C’est le 19 juillet 2026 à l’aube qu’à Ispahan, les bourreaux ont exécuté deux jeunes manifestants du soulèvement de janvier 2026, Erfan Esfandiari, 18 ans, et Gol-Mohammad Mohammadi, 24 ans (ressortissant afghan).
Ils étaient accusés de « guerre contre Dieu », de « corruption sur Terre » et de la mort de quatre agents de sécurité.
Dans cette affaire dite de « la place Alikhani » d’Ispahan, le pouvoir judiciaire a condamné à mort 10 autres jeunes insurgés de janvier 2026 pour les mêmes chefs d’accusation. Le 18 juillet au matin, ces 12 condamnés à mort ont tous été transférés hors de la section générale de la prison Dastguerd d’Ispahan, sous prétexte d’une « rencontre avec le juge chargé de l’affaire ». À la suite de ce transfert soudain, d’autres détenus se sont mis en grève pour protester contre le manque d’informations sur le sort de leurs amis. Tous savent désormais que les dix autres détenus courent un risque immédiat d’exécution.
Lors de leur « procès », les prisonniers ont été privé du droit de choisir des avocats indépendants. Les dix autres condamnés à mort sont : Alireza Sepahi, 24 ans ; Abolfazl Sepahi, 23 ans ; Ghaem Hosseini, 20 ans ; Shervine Bagherian, 18 ans ; Amirhossein Ebrahimi Analoucheh, 19 ans ; Amirhossein Safari, 27 ans ; Amirhossein Maleki, 19 ans ; Ali Dashti, 19 ans ; Abolfazl Ebrahimi, 18 ans, et Alireza Reissi, 21 ans.

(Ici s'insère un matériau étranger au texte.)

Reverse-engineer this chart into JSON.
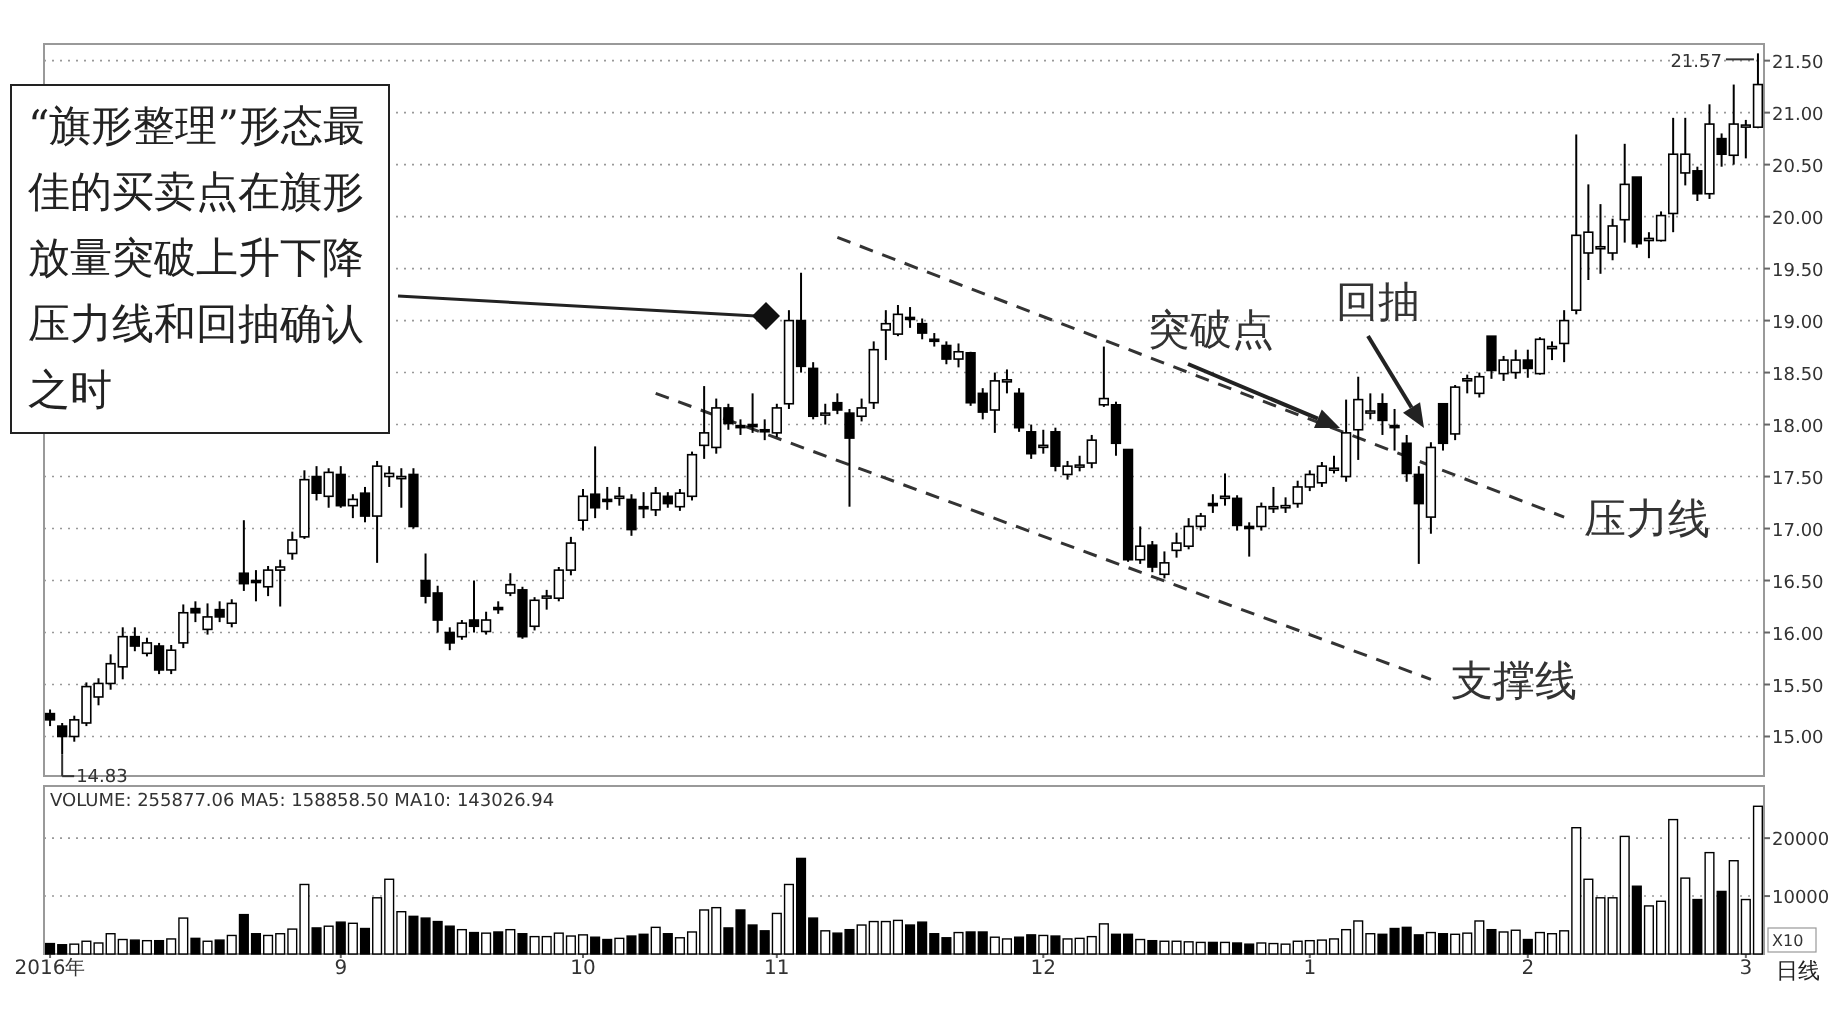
{
  "chart_data": [
    {
      "type": "candlestick",
      "categories": [
        null,
        null,
        null,
        null,
        null,
        null,
        null,
        null,
        null,
        null,
        null,
        null,
        null,
        null,
        null,
        null,
        null,
        null,
        null,
        null,
        null,
        null,
        null,
        null,
        null,
        null,
        null,
        null,
        null,
        null,
        null,
        null,
        null,
        null,
        null,
        null,
        null,
        null,
        null,
        null,
        null,
        null,
        null,
        null,
        null,
        null,
        null,
        null,
        null,
        null,
        null,
        null,
        null,
        null,
        null,
        null,
        null,
        null,
        null,
        null,
        null,
        null,
        null,
        null,
        null,
        null,
        null,
        null,
        null,
        null,
        null,
        null,
        null,
        null,
        null,
        null,
        null,
        null,
        null,
        null,
        null,
        null,
        null,
        null,
        null,
        null,
        null,
        null,
        null,
        null,
        null,
        null,
        null,
        null,
        null,
        null,
        null,
        null,
        null,
        null,
        null,
        null,
        null,
        null,
        null,
        null,
        null,
        null,
        null,
        null,
        null,
        null,
        null,
        null,
        null,
        null,
        null,
        null,
        null,
        null,
        null,
        null,
        null,
        null,
        null,
        null,
        null,
        null,
        null,
        null,
        null,
        null,
        null,
        null,
        null,
        null,
        null,
        null,
        null,
        null,
        null,
        null
      ],
      "ohlc": [
        [
          15.22,
          15.26,
          15.1,
          15.16
        ],
        [
          15.1,
          15.13,
          14.83,
          15.0
        ],
        [
          15.0,
          15.2,
          14.95,
          15.16
        ],
        [
          15.13,
          15.52,
          15.1,
          15.48
        ],
        [
          15.38,
          15.56,
          15.3,
          15.51
        ],
        [
          15.51,
          15.79,
          15.45,
          15.7
        ],
        [
          15.67,
          16.05,
          15.55,
          15.96
        ],
        [
          15.96,
          16.05,
          15.82,
          15.87
        ],
        [
          15.8,
          15.95,
          15.77,
          15.9
        ],
        [
          15.87,
          15.9,
          15.6,
          15.64
        ],
        [
          15.64,
          15.88,
          15.6,
          15.83
        ],
        [
          15.9,
          16.27,
          15.85,
          16.19
        ],
        [
          16.23,
          16.3,
          16.1,
          16.19
        ],
        [
          16.03,
          16.28,
          15.98,
          16.15
        ],
        [
          16.22,
          16.3,
          16.1,
          16.15
        ],
        [
          16.09,
          16.32,
          16.05,
          16.28
        ],
        [
          16.57,
          17.08,
          16.4,
          16.47
        ],
        [
          16.5,
          16.6,
          16.3,
          16.49
        ],
        [
          16.44,
          16.64,
          16.35,
          16.6
        ],
        [
          16.6,
          16.7,
          16.25,
          16.63
        ],
        [
          16.76,
          16.97,
          16.7,
          16.89
        ],
        [
          16.92,
          17.56,
          16.9,
          17.47
        ],
        [
          17.5,
          17.6,
          17.27,
          17.34
        ],
        [
          17.31,
          17.58,
          17.2,
          17.54
        ],
        [
          17.52,
          17.6,
          17.2,
          17.22
        ],
        [
          17.22,
          17.33,
          17.1,
          17.28
        ],
        [
          17.34,
          17.4,
          17.06,
          17.12
        ],
        [
          17.12,
          17.65,
          16.67,
          17.6
        ],
        [
          17.5,
          17.6,
          17.4,
          17.53
        ],
        [
          17.48,
          17.58,
          17.2,
          17.5
        ],
        [
          17.52,
          17.58,
          17.0,
          17.02
        ],
        [
          16.5,
          16.76,
          16.28,
          16.35
        ],
        [
          16.38,
          16.45,
          16.0,
          16.12
        ],
        [
          16.0,
          16.05,
          15.83,
          15.9
        ],
        [
          15.96,
          16.12,
          15.93,
          16.09
        ],
        [
          16.12,
          16.5,
          16.0,
          16.06
        ],
        [
          16.01,
          16.2,
          15.98,
          16.12
        ],
        [
          16.24,
          16.3,
          16.18,
          16.23
        ],
        [
          16.38,
          16.57,
          16.35,
          16.46
        ],
        [
          16.41,
          16.44,
          15.94,
          15.96
        ],
        [
          16.06,
          16.34,
          16.02,
          16.31
        ],
        [
          16.34,
          16.41,
          16.22,
          16.35
        ],
        [
          16.33,
          16.63,
          16.3,
          16.6
        ],
        [
          16.6,
          16.92,
          16.55,
          16.86
        ],
        [
          17.08,
          17.38,
          16.98,
          17.31
        ],
        [
          17.33,
          17.79,
          17.1,
          17.2
        ],
        [
          17.28,
          17.4,
          17.18,
          17.27
        ],
        [
          17.3,
          17.4,
          17.22,
          17.31
        ],
        [
          17.28,
          17.33,
          16.93,
          16.99
        ],
        [
          17.21,
          17.35,
          17.1,
          17.2
        ],
        [
          17.18,
          17.4,
          17.12,
          17.34
        ],
        [
          17.31,
          17.35,
          17.2,
          17.24
        ],
        [
          17.21,
          17.38,
          17.17,
          17.34
        ],
        [
          17.31,
          17.74,
          17.27,
          17.71
        ],
        [
          17.8,
          18.37,
          17.67,
          17.92
        ],
        [
          17.78,
          18.25,
          17.72,
          18.16
        ],
        [
          18.16,
          18.2,
          17.95,
          18.01
        ],
        [
          17.99,
          18.05,
          17.9,
          17.98
        ],
        [
          18.0,
          18.3,
          17.92,
          17.98
        ],
        [
          17.95,
          18.05,
          17.85,
          17.94
        ],
        [
          17.92,
          18.2,
          17.88,
          18.16
        ],
        [
          18.2,
          19.1,
          18.15,
          19.0
        ],
        [
          19.0,
          19.46,
          18.5,
          18.56
        ],
        [
          18.54,
          18.6,
          18.05,
          18.08
        ],
        [
          18.1,
          18.2,
          18.0,
          18.11
        ],
        [
          18.21,
          18.3,
          18.1,
          18.14
        ],
        [
          18.11,
          18.15,
          17.21,
          17.87
        ],
        [
          18.08,
          18.25,
          18.03,
          18.16
        ],
        [
          18.21,
          18.8,
          18.15,
          18.72
        ],
        [
          18.91,
          19.1,
          18.62,
          18.97
        ],
        [
          18.87,
          19.15,
          18.85,
          19.06
        ],
        [
          19.03,
          19.13,
          18.93,
          19.02
        ],
        [
          18.97,
          19.02,
          18.82,
          18.88
        ],
        [
          18.82,
          18.88,
          18.75,
          18.81
        ],
        [
          18.76,
          18.8,
          18.58,
          18.63
        ],
        [
          18.63,
          18.78,
          18.55,
          18.7
        ],
        [
          18.69,
          18.7,
          18.18,
          18.21
        ],
        [
          18.3,
          18.35,
          18.05,
          18.12
        ],
        [
          18.14,
          18.5,
          17.92,
          18.42
        ],
        [
          18.42,
          18.53,
          18.3,
          18.43
        ],
        [
          18.3,
          18.35,
          17.93,
          17.97
        ],
        [
          17.93,
          18.0,
          17.67,
          17.72
        ],
        [
          17.79,
          17.95,
          17.72,
          17.8
        ],
        [
          17.93,
          17.97,
          17.55,
          17.6
        ],
        [
          17.52,
          17.65,
          17.47,
          17.6
        ],
        [
          17.6,
          17.7,
          17.55,
          17.61
        ],
        [
          17.63,
          17.9,
          17.58,
          17.85
        ],
        [
          18.19,
          18.75,
          18.17,
          18.25
        ],
        [
          18.19,
          18.22,
          17.7,
          17.82
        ],
        [
          17.76,
          17.76,
          16.68,
          16.7
        ],
        [
          16.7,
          17.02,
          16.66,
          16.83
        ],
        [
          16.84,
          16.88,
          16.58,
          16.63
        ],
        [
          16.56,
          16.78,
          16.52,
          16.67
        ],
        [
          16.79,
          16.96,
          16.72,
          16.86
        ],
        [
          16.83,
          17.1,
          16.8,
          17.02
        ],
        [
          17.02,
          17.15,
          16.98,
          17.12
        ],
        [
          17.24,
          17.33,
          17.15,
          17.23
        ],
        [
          17.3,
          17.53,
          17.22,
          17.31
        ],
        [
          17.29,
          17.32,
          16.98,
          17.03
        ],
        [
          17.02,
          17.06,
          16.73,
          17.01
        ],
        [
          17.02,
          17.25,
          16.98,
          17.21
        ],
        [
          17.2,
          17.4,
          17.15,
          17.21
        ],
        [
          17.2,
          17.3,
          17.15,
          17.22
        ],
        [
          17.24,
          17.46,
          17.2,
          17.4
        ],
        [
          17.4,
          17.56,
          17.36,
          17.52
        ],
        [
          17.44,
          17.64,
          17.4,
          17.6
        ],
        [
          17.57,
          17.7,
          17.53,
          17.58
        ],
        [
          17.5,
          18.24,
          17.45,
          17.92
        ],
        [
          17.95,
          18.46,
          17.66,
          18.24
        ],
        [
          18.12,
          18.3,
          18.05,
          18.13
        ],
        [
          18.2,
          18.3,
          17.9,
          18.04
        ],
        [
          17.99,
          18.15,
          17.75,
          17.98
        ],
        [
          17.82,
          17.9,
          17.45,
          17.53
        ],
        [
          17.52,
          17.6,
          16.66,
          17.24
        ],
        [
          17.11,
          17.83,
          16.95,
          17.78
        ],
        [
          18.2,
          18.2,
          17.75,
          17.82
        ],
        [
          17.91,
          18.38,
          17.85,
          18.36
        ],
        [
          18.43,
          18.48,
          18.3,
          18.44
        ],
        [
          18.3,
          18.5,
          18.26,
          18.46
        ],
        [
          18.85,
          18.85,
          18.44,
          18.52
        ],
        [
          18.49,
          18.66,
          18.42,
          18.62
        ],
        [
          18.5,
          18.72,
          18.44,
          18.62
        ],
        [
          18.62,
          18.72,
          18.45,
          18.54
        ],
        [
          18.49,
          18.84,
          18.48,
          18.82
        ],
        [
          18.73,
          18.8,
          18.62,
          18.75
        ],
        [
          18.78,
          19.1,
          18.6,
          19.0
        ],
        [
          19.1,
          20.79,
          19.06,
          19.82
        ],
        [
          19.65,
          20.31,
          19.39,
          19.85
        ],
        [
          19.7,
          20.12,
          19.45,
          19.71
        ],
        [
          19.65,
          19.98,
          19.58,
          19.91
        ],
        [
          19.97,
          20.7,
          19.75,
          20.31
        ],
        [
          20.38,
          20.38,
          19.7,
          19.74
        ],
        [
          19.77,
          19.85,
          19.6,
          19.79
        ],
        [
          19.77,
          20.05,
          19.76,
          20.01
        ],
        [
          20.03,
          20.95,
          19.85,
          20.6
        ],
        [
          20.42,
          20.95,
          20.3,
          20.6
        ],
        [
          20.44,
          20.48,
          20.15,
          20.22
        ],
        [
          20.22,
          21.08,
          20.17,
          20.89
        ],
        [
          20.75,
          20.8,
          20.48,
          20.6
        ],
        [
          20.59,
          21.27,
          20.5,
          20.89
        ],
        [
          20.87,
          20.93,
          20.56,
          20.88
        ],
        [
          20.86,
          21.57,
          20.85,
          21.27
        ]
      ],
      "series": [
        {
          "name": "压力线",
          "type": "line",
          "line_style": "dashed",
          "color": "#333333",
          "values": [
            null,
            null,
            null,
            null,
            null,
            null,
            null,
            null,
            null,
            null,
            null,
            null,
            null,
            null,
            null,
            null,
            null,
            null,
            null,
            null,
            null,
            null,
            null,
            null,
            null,
            null,
            null,
            null,
            null,
            null,
            null,
            null,
            null,
            null,
            null,
            null,
            null,
            null,
            null,
            null,
            null,
            null,
            null,
            null,
            null,
            null,
            null,
            null,
            null,
            null,
            null,
            null,
            null,
            null,
            null,
            null,
            null,
            null,
            null,
            null,
            null,
            null,
            null,
            null,
            null,
            19.8,
            null,
            null,
            null,
            null,
            null,
            null,
            null,
            null,
            null,
            null,
            null,
            null,
            null,
            null,
            null,
            null,
            null,
            null,
            null,
            null,
            null,
            null,
            null,
            null,
            null,
            null,
            null,
            null,
            null,
            null,
            null,
            null,
            null,
            null,
            null,
            null,
            null,
            null,
            null,
            null,
            null,
            null,
            null,
            null,
            null,
            null,
            null,
            null,
            null,
            null,
            null,
            null,
            null,
            null,
            null,
            null,
            null,
            null,
            null,
            17.11,
            null,
            null,
            null,
            null,
            null,
            null,
            null,
            null,
            null,
            null,
            null,
            null,
            null,
            null,
            null,
            null
          ]
        },
        {
          "name": "支撑线",
          "type": "line",
          "line_style": "dashed",
          "color": "#333333",
          "values": [
            null,
            null,
            null,
            null,
            null,
            null,
            null,
            null,
            null,
            null,
            null,
            null,
            null,
            null,
            null,
            null,
            null,
            null,
            null,
            null,
            null,
            null,
            null,
            null,
            null,
            null,
            null,
            null,
            null,
            null,
            null,
            null,
            null,
            null,
            null,
            null,
            null,
            null,
            null,
            null,
            null,
            null,
            null,
            null,
            null,
            null,
            null,
            null,
            null,
            null,
            18.3,
            null,
            null,
            null,
            null,
            null,
            null,
            null,
            null,
            null,
            null,
            null,
            null,
            null,
            null,
            null,
            null,
            null,
            null,
            null,
            null,
            null,
            null,
            null,
            null,
            null,
            null,
            null,
            null,
            null,
            null,
            null,
            null,
            null,
            null,
            null,
            null,
            null,
            null,
            null,
            null,
            null,
            null,
            null,
            null,
            null,
            null,
            null,
            null,
            null,
            null,
            null,
            null,
            null,
            null,
            null,
            null,
            null,
            null,
            null,
            null,
            null,
            null,
            null,
            15.55,
            null,
            null,
            null,
            null,
            null,
            null,
            null,
            null,
            null,
            null,
            null,
            null,
            null,
            null,
            null,
            null,
            null,
            null,
            null,
            null,
            null,
            null,
            null,
            null,
            null,
            null,
            null
          ]
        }
      ],
      "ylim": [
        14.62,
        21.66
      ],
      "yticks": [
        {
          "value": 15,
          "label": "15.00"
        },
        {
          "value": 15.5,
          "label": "15.50"
        },
        {
          "value": 16,
          "label": "16.00"
        },
        {
          "value": 16.5,
          "label": "16.50"
        },
        {
          "value": 17,
          "label": "17.00"
        },
        {
          "value": 17.5,
          "label": "17.50"
        },
        {
          "value": 18,
          "label": "18.00"
        },
        {
          "value": 18.5,
          "label": "18.50"
        },
        {
          "value": 19,
          "label": "19.00"
        },
        {
          "value": 19.5,
          "label": "19.50"
        },
        {
          "value": 20,
          "label": "20.00"
        },
        {
          "value": 20.5,
          "label": "20.50"
        },
        {
          "value": 21,
          "label": "21.00"
        },
        {
          "value": 21.5,
          "label": "21.50"
        }
      ],
      "grid": "y",
      "tick_labels": "y",
      "annotations": [
        "“旗形整理”形态最佳的买卖点在旗形放量突破上升下降压力线和回抽确认之时",
        "突破点",
        "回抽",
        "14.83",
        "21.57"
      ]
    },
    {
      "type": "bar",
      "title": "VOLUME: 255877.06 MA5: 158858.50 MA10: 143026.94",
      "ylabel": "X10",
      "categories": [
        "2016年",
        null,
        null,
        null,
        null,
        null,
        null,
        null,
        null,
        null,
        null,
        null,
        null,
        null,
        null,
        null,
        null,
        null,
        null,
        null,
        null,
        null,
        null,
        null,
        "9",
        null,
        null,
        null,
        null,
        null,
        null,
        null,
        null,
        null,
        null,
        null,
        null,
        null,
        null,
        null,
        null,
        null,
        null,
        null,
        "10",
        null,
        null,
        null,
        null,
        null,
        null,
        null,
        null,
        null,
        null,
        null,
        null,
        null,
        null,
        null,
        "11",
        null,
        null,
        null,
        null,
        null,
        null,
        null,
        null,
        null,
        null,
        null,
        null,
        null,
        null,
        null,
        null,
        null,
        null,
        null,
        null,
        null,
        "12",
        null,
        null,
        null,
        null,
        null,
        null,
        null,
        null,
        null,
        null,
        null,
        null,
        null,
        null,
        null,
        null,
        null,
        null,
        null,
        null,
        null,
        "1",
        null,
        null,
        null,
        null,
        null,
        null,
        null,
        null,
        null,
        null,
        null,
        null,
        null,
        null,
        null,
        null,
        null,
        "2",
        null,
        null,
        null,
        null,
        null,
        null,
        null,
        null,
        null,
        null,
        null,
        null,
        null,
        null,
        null,
        null,
        null,
        "3",
        null
      ],
      "values": [
        1800,
        1600,
        1700,
        2200,
        1900,
        3500,
        2500,
        2400,
        2300,
        2300,
        2600,
        6200,
        2700,
        2200,
        2400,
        3200,
        6800,
        3500,
        3200,
        3500,
        4300,
        12000,
        4500,
        4800,
        5500,
        5300,
        4400,
        9700,
        12900,
        7300,
        6500,
        6200,
        5600,
        4800,
        4200,
        3700,
        3600,
        3800,
        4200,
        3500,
        3000,
        3000,
        3600,
        3100,
        3300,
        2900,
        2500,
        2700,
        3100,
        3400,
        4600,
        3500,
        2800,
        3800,
        7600,
        8000,
        4500,
        7600,
        5000,
        4000,
        7000,
        12000,
        16500,
        6200,
        4000,
        3600,
        4200,
        5000,
        5600,
        5600,
        5800,
        5000,
        5500,
        3500,
        2800,
        3700,
        3800,
        3800,
        2900,
        2600,
        2900,
        3300,
        3200,
        3100,
        2600,
        2700,
        3000,
        5200,
        3400,
        3400,
        2500,
        2300,
        2200,
        2200,
        2100,
        2000,
        2000,
        2000,
        1900,
        1700,
        1900,
        1800,
        1700,
        2200,
        2300,
        2400,
        2600,
        4200,
        5700,
        3500,
        3400,
        4400,
        4600,
        3300,
        3700,
        3500,
        3400,
        3600,
        5700,
        4200,
        3800,
        4100,
        2500,
        3700,
        3500,
        4000,
        21800,
        12900,
        9700,
        9700,
        20300,
        11700,
        8300,
        9100,
        23200,
        13100,
        9400,
        17500,
        10800,
        16100,
        9400,
        25500
      ],
      "colors": [
        "#000000",
        "#000000",
        "#ffffff",
        "#ffffff",
        "#ffffff",
        "#ffffff",
        "#ffffff",
        "#000000",
        "#ffffff",
        "#000000",
        "#ffffff",
        "#ffffff",
        "#000000",
        "#ffffff",
        "#000000",
        "#ffffff",
        "#000000",
        "#000000",
        "#ffffff",
        "#ffffff",
        "#ffffff",
        "#ffffff",
        "#000000",
        "#ffffff",
        "#000000",
        "#ffffff",
        "#000000",
        "#ffffff",
        "#ffffff",
        "#ffffff",
        "#000000",
        "#000000",
        "#000000",
        "#000000",
        "#ffffff",
        "#000000",
        "#ffffff",
        "#000000",
        "#ffffff",
        "#000000",
        "#ffffff",
        "#ffffff",
        "#ffffff",
        "#ffffff",
        "#ffffff",
        "#000000",
        "#000000",
        "#ffffff",
        "#000000",
        "#000000",
        "#ffffff",
        "#000000",
        "#ffffff",
        "#ffffff",
        "#ffffff",
        "#ffffff",
        "#000000",
        "#000000",
        "#000000",
        "#000000",
        "#ffffff",
        "#ffffff",
        "#000000",
        "#000000",
        "#ffffff",
        "#000000",
        "#000000",
        "#ffffff",
        "#ffffff",
        "#ffffff",
        "#ffffff",
        "#000000",
        "#000000",
        "#000000",
        "#000000",
        "#ffffff",
        "#000000",
        "#000000",
        "#ffffff",
        "#ffffff",
        "#000000",
        "#000000",
        "#ffffff",
        "#000000",
        "#ffffff",
        "#ffffff",
        "#ffffff",
        "#ffffff",
        "#000000",
        "#000000",
        "#ffffff",
        "#000000",
        "#ffffff",
        "#ffffff",
        "#ffffff",
        "#ffffff",
        "#000000",
        "#ffffff",
        "#000000",
        "#000000",
        "#ffffff",
        "#ffffff",
        "#ffffff",
        "#ffffff",
        "#ffffff",
        "#ffffff",
        "#ffffff",
        "#ffffff",
        "#ffffff",
        "#ffffff",
        "#000000",
        "#000000",
        "#000000",
        "#000000",
        "#ffffff",
        "#000000",
        "#ffffff",
        "#ffffff",
        "#ffffff",
        "#000000",
        "#ffffff",
        "#ffffff",
        "#000000",
        "#ffffff",
        "#ffffff",
        "#ffffff",
        "#ffffff",
        "#ffffff",
        "#ffffff",
        "#ffffff",
        "#ffffff",
        "#000000",
        "#ffffff",
        "#ffffff",
        "#ffffff",
        "#ffffff",
        "#000000",
        "#ffffff",
        "#000000",
        "#ffffff",
        "#ffffff",
        "#ffffff"
      ],
      "ylim": [
        0,
        29000
      ],
      "yticks": [
        10000,
        20000
      ],
      "grid": "y",
      "annotations": [
        "日线"
      ]
    }
  ]
}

La dictature religieuse tente à travers ces exécutions inhumaines, d’empêcher l’explosion de la colère populaire et la montée des manifestations. Cependant, ces condamnations ne font que renforcer la détermination de la jeunesse à gagner la liberté et à débarrasser le pays de toute forme de dictature.